World GDP growth will reach 3.3 per cent in 2016, as opposed to a June forecast of 3.5 per cent, before dipping to 3.2 per cent in 2017, it said.
"The global economy is at a disconcerting juncture," World Bank chief economist Kaushik Basu told reporters. "It is as challenging a moment as it gets for economic forecasting."
The world economy has been more sluggish than expected since the 2007-2009 global financial crisis.
The World Bank said strong growth prospects in the United States and Britain separated them from other rich nations, including members of the Euro zone and Japan, which continue to face anaemic economies and deflation fears.

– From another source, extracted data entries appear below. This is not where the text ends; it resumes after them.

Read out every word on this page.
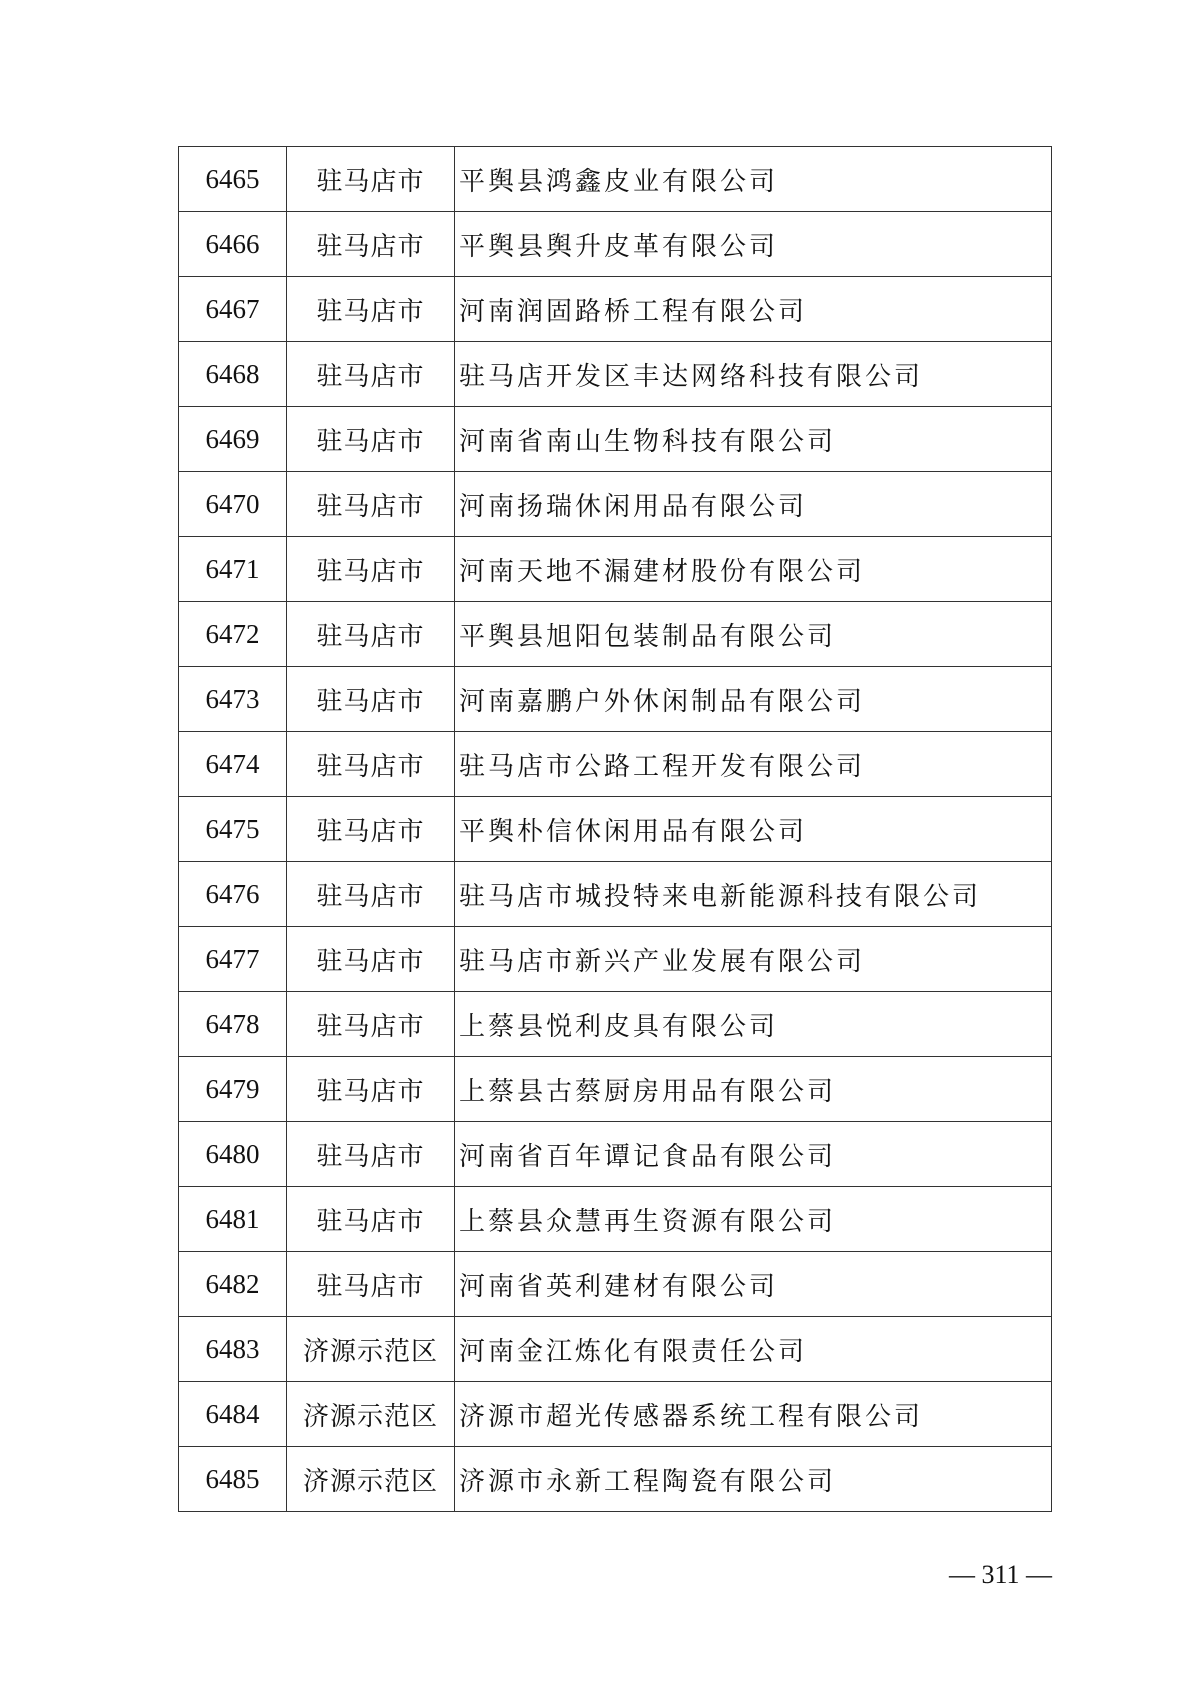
6465	驻马店市	平舆县鸿鑫皮业有限公司
6466	驻马店市	平舆县舆升皮革有限公司
6467	驻马店市	河南润固路桥工程有限公司
6468	驻马店市	驻马店开发区丰达网络科技有限公司
6469	驻马店市	河南省南山生物科技有限公司
6470	驻马店市	河南扬瑞休闲用品有限公司
6471	驻马店市	河南天地不漏建材股份有限公司
6472	驻马店市	平舆县旭阳包装制品有限公司
6473	驻马店市	河南嘉鹏户外休闲制品有限公司
6474	驻马店市	驻马店市公路工程开发有限公司
6475	驻马店市	平舆朴信休闲用品有限公司
6476	驻马店市	驻马店市城投特来电新能源科技有限公司
6477	驻马店市	驻马店市新兴产业发展有限公司
6478	驻马店市	上蔡县悦利皮具有限公司
6479	驻马店市	上蔡县古蔡厨房用品有限公司
6480	驻马店市	河南省百年谭记食品有限公司
6481	驻马店市	上蔡县众慧再生资源有限公司
6482	驻马店市	河南省英利建材有限公司
6483	济源示范区	河南金江炼化有限责任公司
6484	济源示范区	济源市超光传感器系统工程有限公司
6485	济源示范区	济源市永新工程陶瓷有限公司
— 311 —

"The global economy is running on a single engine, ... the American one," Basu said. "This does not make for a rosy outlook for the world."
Among emerging markets, Brazil and Russia in particular weighed on the bank's global growth predictions, along with China, which is in a managed slowdown as it transitions away from an investment-led growth model. Basu said India's economic growth should finally catch up to China's next year and in 2017, at a clip of about 7 per cent.
Like other forecasters, the World Bank predicted the roughly 60-per cent drop in global oil prices since June of last year should be a net positive for the world economy, boosting oil-importing countries.
But while the World Bank expected oil prices to stay low this year, it said the positive price shock could take several years to feed into its growth outlook, while increasing short-term market volatility and reducing investments in unconventional oil such as shale and deep sea oil.
The immediate impact of lower crude prices was limited to a 0.1 percentage point boost to the global outlook this year, the World Bank said.
Falling oil prices could also depress inflation around the world. Fears of deflation, along with overall gloomier global prospects and stagnant US wages, could encourage the US Federal Reserve to raise interest rates more slowly than anticipated, Basu said.